Summer’s finally here, and many of us are looking forward to splashing in some form of H2O to have fun while beating the heat. Whether you’re an occasional oceanista or a daily diver, chances are that your period will coincide with your swimming plans at some point this season. Do you plan pool time around your period or stop swimming during your cycle? Here’s some good news: There is absolutely no reason why you shouldn’t be able to swim or play in any type of water at all times of the month! Read on for tips to help take the stress out of swimming on your period.
First things first: Let’s bust the old wives’ tale that says you shouldn’t go swimming in the ocean while menstruating because the blood will attract sharks. Wrong for so many reasons, but mostly because sharks have no idea that they should salivate at the smell of human blood!
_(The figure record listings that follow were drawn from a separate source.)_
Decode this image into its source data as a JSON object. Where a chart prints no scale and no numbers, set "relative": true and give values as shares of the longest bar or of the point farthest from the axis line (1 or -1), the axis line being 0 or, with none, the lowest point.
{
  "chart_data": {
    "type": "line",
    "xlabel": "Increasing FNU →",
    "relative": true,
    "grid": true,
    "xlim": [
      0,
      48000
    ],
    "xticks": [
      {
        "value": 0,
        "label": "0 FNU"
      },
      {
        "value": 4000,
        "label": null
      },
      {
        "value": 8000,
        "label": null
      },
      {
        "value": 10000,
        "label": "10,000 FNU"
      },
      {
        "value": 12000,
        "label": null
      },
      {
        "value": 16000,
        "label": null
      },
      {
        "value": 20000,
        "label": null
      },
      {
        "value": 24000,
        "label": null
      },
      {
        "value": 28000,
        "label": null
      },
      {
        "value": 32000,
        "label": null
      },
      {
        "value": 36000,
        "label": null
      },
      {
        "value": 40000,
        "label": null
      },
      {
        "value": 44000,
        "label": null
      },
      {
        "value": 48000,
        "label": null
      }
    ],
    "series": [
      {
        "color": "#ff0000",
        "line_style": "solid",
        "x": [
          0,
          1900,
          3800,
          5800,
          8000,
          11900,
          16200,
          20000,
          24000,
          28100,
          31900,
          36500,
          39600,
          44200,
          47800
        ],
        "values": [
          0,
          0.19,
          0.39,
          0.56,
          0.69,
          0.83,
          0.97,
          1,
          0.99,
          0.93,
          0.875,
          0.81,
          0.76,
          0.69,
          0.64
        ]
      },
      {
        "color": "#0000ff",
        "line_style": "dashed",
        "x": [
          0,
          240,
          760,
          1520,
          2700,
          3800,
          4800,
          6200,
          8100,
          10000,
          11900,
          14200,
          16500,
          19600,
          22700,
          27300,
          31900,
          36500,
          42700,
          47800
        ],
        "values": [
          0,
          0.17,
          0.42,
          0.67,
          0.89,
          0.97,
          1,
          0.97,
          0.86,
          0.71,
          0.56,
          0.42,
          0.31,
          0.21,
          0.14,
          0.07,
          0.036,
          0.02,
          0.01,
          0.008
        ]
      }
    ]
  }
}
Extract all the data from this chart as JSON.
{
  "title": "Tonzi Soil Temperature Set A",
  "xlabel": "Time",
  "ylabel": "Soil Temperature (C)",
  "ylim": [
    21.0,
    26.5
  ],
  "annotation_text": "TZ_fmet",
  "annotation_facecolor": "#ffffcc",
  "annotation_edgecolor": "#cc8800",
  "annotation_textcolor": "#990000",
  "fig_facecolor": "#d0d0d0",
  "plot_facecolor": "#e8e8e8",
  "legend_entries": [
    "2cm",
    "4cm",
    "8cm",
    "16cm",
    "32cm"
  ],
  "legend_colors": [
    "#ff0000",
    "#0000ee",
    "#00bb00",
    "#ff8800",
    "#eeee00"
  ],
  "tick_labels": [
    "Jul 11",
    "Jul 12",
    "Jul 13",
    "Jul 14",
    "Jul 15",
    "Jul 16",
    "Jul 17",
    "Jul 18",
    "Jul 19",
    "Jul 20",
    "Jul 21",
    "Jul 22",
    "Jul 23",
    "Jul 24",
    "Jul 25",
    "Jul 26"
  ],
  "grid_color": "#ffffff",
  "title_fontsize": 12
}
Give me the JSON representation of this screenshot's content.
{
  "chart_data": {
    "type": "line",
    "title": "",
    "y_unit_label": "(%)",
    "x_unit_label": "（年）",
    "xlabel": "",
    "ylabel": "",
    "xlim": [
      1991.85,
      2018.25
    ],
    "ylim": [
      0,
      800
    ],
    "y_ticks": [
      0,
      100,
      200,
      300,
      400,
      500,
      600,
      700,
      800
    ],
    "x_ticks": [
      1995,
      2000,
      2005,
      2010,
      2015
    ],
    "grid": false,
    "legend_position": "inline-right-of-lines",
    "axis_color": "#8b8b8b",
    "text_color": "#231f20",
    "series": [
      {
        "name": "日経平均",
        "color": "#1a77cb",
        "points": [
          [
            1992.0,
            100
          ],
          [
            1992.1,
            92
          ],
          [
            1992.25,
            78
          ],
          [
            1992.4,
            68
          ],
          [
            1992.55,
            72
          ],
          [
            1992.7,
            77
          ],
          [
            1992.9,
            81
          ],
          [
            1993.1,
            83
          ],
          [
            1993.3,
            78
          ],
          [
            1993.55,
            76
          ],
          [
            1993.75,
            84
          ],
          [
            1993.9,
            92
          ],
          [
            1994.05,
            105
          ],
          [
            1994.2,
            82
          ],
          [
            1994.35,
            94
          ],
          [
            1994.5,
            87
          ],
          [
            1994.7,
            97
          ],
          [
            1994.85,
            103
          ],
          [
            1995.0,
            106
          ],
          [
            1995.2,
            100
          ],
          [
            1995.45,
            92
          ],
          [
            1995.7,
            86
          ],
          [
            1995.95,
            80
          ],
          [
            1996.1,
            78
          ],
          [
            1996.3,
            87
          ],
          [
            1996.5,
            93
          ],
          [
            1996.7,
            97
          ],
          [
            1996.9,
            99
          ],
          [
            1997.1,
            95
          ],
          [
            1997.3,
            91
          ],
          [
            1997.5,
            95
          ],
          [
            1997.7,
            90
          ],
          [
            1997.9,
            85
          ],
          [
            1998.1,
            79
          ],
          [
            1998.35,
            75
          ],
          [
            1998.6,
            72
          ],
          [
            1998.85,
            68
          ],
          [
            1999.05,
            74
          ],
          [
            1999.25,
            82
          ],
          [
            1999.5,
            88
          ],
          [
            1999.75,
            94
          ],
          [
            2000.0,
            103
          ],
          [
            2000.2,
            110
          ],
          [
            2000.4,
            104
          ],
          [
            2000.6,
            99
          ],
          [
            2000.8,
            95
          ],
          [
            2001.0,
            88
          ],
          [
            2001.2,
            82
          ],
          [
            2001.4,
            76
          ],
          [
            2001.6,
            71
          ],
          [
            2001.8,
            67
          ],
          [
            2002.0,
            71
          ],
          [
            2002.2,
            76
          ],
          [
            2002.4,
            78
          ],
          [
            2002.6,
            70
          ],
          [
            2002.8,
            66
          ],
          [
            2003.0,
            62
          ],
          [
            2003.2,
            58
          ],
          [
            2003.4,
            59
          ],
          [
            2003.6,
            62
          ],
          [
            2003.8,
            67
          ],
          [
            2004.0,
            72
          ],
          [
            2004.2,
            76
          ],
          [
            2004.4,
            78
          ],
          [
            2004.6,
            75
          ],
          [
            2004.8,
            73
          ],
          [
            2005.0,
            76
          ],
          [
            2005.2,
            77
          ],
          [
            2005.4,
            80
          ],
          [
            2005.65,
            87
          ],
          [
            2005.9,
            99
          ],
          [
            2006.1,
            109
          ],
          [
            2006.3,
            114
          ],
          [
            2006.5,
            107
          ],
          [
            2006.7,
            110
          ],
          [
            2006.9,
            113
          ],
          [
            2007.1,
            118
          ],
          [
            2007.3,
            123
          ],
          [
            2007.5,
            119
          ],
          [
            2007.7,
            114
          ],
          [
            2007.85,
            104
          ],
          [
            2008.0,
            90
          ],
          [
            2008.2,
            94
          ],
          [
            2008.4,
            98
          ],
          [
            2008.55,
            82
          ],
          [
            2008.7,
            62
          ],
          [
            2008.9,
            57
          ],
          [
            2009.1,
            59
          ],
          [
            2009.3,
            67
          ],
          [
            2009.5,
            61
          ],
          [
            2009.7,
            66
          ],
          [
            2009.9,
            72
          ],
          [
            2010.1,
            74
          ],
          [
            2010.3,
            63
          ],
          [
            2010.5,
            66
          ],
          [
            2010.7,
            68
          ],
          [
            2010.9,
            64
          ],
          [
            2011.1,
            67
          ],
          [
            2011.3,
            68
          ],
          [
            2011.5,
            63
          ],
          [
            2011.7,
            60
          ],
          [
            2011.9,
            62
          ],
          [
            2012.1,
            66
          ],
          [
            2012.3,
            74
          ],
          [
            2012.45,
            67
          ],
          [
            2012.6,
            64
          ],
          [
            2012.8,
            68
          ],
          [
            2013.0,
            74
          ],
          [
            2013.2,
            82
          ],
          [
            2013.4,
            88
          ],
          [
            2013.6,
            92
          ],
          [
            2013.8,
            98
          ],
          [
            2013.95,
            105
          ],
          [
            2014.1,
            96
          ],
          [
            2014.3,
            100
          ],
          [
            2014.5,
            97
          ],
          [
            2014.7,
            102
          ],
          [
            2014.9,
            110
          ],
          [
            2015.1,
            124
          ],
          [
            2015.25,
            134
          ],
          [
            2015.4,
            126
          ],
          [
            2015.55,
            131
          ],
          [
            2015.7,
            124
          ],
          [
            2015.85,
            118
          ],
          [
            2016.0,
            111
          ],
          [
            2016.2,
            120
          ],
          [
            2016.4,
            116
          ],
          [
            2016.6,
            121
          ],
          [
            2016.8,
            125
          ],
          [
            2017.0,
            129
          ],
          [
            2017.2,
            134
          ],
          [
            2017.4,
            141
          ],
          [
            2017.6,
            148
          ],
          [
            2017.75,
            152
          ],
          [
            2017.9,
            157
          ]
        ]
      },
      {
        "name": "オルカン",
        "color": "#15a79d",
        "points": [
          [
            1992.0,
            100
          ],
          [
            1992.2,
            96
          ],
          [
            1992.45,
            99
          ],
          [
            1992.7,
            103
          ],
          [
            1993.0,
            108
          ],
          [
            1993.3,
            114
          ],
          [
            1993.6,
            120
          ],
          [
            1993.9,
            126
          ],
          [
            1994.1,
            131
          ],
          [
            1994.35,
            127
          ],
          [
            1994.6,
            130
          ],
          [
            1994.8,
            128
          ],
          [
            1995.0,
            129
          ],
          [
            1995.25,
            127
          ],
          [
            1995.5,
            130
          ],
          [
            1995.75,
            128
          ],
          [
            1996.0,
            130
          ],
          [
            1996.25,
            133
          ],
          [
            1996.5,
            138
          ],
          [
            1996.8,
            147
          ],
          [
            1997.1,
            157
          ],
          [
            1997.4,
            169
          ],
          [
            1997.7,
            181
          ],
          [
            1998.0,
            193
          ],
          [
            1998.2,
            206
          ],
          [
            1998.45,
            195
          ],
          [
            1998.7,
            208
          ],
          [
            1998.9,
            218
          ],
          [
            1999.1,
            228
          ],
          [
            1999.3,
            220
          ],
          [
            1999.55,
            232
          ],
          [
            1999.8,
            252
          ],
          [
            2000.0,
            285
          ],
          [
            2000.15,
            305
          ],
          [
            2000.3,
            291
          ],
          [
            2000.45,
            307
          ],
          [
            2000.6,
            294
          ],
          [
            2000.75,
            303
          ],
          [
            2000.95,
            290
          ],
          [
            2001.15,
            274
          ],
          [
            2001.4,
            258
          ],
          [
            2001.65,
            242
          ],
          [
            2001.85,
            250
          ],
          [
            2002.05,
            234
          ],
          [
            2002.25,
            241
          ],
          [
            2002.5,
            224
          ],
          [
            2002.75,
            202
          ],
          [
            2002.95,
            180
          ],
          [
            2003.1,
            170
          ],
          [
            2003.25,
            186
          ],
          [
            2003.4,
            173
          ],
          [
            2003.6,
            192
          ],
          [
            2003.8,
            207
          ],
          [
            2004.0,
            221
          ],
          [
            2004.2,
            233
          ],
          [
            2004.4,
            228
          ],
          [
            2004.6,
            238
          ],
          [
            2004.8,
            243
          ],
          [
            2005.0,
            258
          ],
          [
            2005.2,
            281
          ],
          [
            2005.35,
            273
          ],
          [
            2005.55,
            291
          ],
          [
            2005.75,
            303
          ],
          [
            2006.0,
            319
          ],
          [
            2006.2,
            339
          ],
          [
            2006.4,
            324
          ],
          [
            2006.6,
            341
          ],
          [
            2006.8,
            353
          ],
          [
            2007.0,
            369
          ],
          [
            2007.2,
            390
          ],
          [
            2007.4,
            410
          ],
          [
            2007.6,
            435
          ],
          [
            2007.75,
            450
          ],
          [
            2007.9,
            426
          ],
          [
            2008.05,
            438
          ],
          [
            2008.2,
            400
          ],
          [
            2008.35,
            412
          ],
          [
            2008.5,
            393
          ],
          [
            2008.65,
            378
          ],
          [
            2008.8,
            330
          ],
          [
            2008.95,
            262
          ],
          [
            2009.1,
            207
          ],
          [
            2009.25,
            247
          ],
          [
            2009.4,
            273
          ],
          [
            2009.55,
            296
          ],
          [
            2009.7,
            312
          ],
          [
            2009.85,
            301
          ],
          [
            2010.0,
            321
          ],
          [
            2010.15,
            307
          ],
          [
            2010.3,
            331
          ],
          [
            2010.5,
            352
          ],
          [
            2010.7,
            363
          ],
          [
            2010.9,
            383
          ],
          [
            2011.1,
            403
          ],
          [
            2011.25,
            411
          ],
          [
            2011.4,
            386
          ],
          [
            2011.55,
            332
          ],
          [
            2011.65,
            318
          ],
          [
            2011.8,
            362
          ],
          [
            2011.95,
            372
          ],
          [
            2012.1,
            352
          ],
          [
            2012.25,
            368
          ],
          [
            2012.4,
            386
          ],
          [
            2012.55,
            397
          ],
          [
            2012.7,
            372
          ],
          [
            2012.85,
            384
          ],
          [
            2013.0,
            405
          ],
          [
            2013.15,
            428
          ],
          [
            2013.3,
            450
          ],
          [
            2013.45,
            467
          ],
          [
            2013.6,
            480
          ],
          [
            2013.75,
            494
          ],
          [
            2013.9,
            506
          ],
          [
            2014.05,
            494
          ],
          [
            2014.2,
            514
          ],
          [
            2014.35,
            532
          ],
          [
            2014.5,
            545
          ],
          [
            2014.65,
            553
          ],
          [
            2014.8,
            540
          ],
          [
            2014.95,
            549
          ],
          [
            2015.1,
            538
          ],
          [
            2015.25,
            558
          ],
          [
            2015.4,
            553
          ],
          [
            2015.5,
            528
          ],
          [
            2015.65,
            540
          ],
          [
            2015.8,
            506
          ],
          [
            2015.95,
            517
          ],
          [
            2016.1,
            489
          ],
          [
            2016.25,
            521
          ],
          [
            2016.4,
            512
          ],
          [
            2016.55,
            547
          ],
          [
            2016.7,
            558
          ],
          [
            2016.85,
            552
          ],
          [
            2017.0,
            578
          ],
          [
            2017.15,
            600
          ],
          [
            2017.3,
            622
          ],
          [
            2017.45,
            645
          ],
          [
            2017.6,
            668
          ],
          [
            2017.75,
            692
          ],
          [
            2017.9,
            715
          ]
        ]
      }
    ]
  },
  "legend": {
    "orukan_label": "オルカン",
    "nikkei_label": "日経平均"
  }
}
Sharks can detect the smell of humans as different from themselves, but blood, sweat, tears, or even pee in the water makes no difference in their interest in us. So a menstruating woman has the same chances of getting caught by a shark as a sweaty boy, but rest assured that neither of you are likely to get chomped on. Most designated swimming beaches are pretty predator-free.
Now let’s work on making sure your bathing suit and the water stay clean. While it’s true that many of us find our menstrual flow slows down (and sometimes even stops) while in the water, that doesn’t mean that it will happen every single time you swim. You should also be prepared for pre-and post-swim sunning, too. This means that if you’re not already using tampons, you should start getting comfy with them. A pad or liner just won’t stay put in your bathing suit once it’s wet. Check out our guide to find the right tampon for your body and needs here. Don’t forget that while you swim, you need to change your tampon as frequently as you would when staying dry – at least every four hours. You may feel more comfortable changing more frequently, so be sure to bring extras!
After you put on your suit, make sure to tuck in the tampon string so that it doesn’t show. If you’re especially worried about the string showing, or if your bathing suit bottom is very small, try carefully trimming your tampon string a little shorter with a pair of nail clippers. Since a protective liner is out of the question, leave your light-colored or white bathing suits at home when you’re on your period. Stick with dark-colored or black suits or bikini bottoms to conceal any leaks or stains (which can still happen). Sometimes, you might find it more comforting to cover up with a pair of shorts over your bathing suit as an extra layer of protection, just in case you accidentally wait too long to change your tampon.
Finally, you might think that you should forego swimming because you don’t feel well when you’re on your period. Consider changing your mind — the exercise and enjoyment that swimming brings can actually boost your mood, improve your cramps, and make you feel better all over. It’s only summer for a few months each year, so why waste the nice weather? Grab a bathing suit, some sunscreen, and go have some fun in the sun!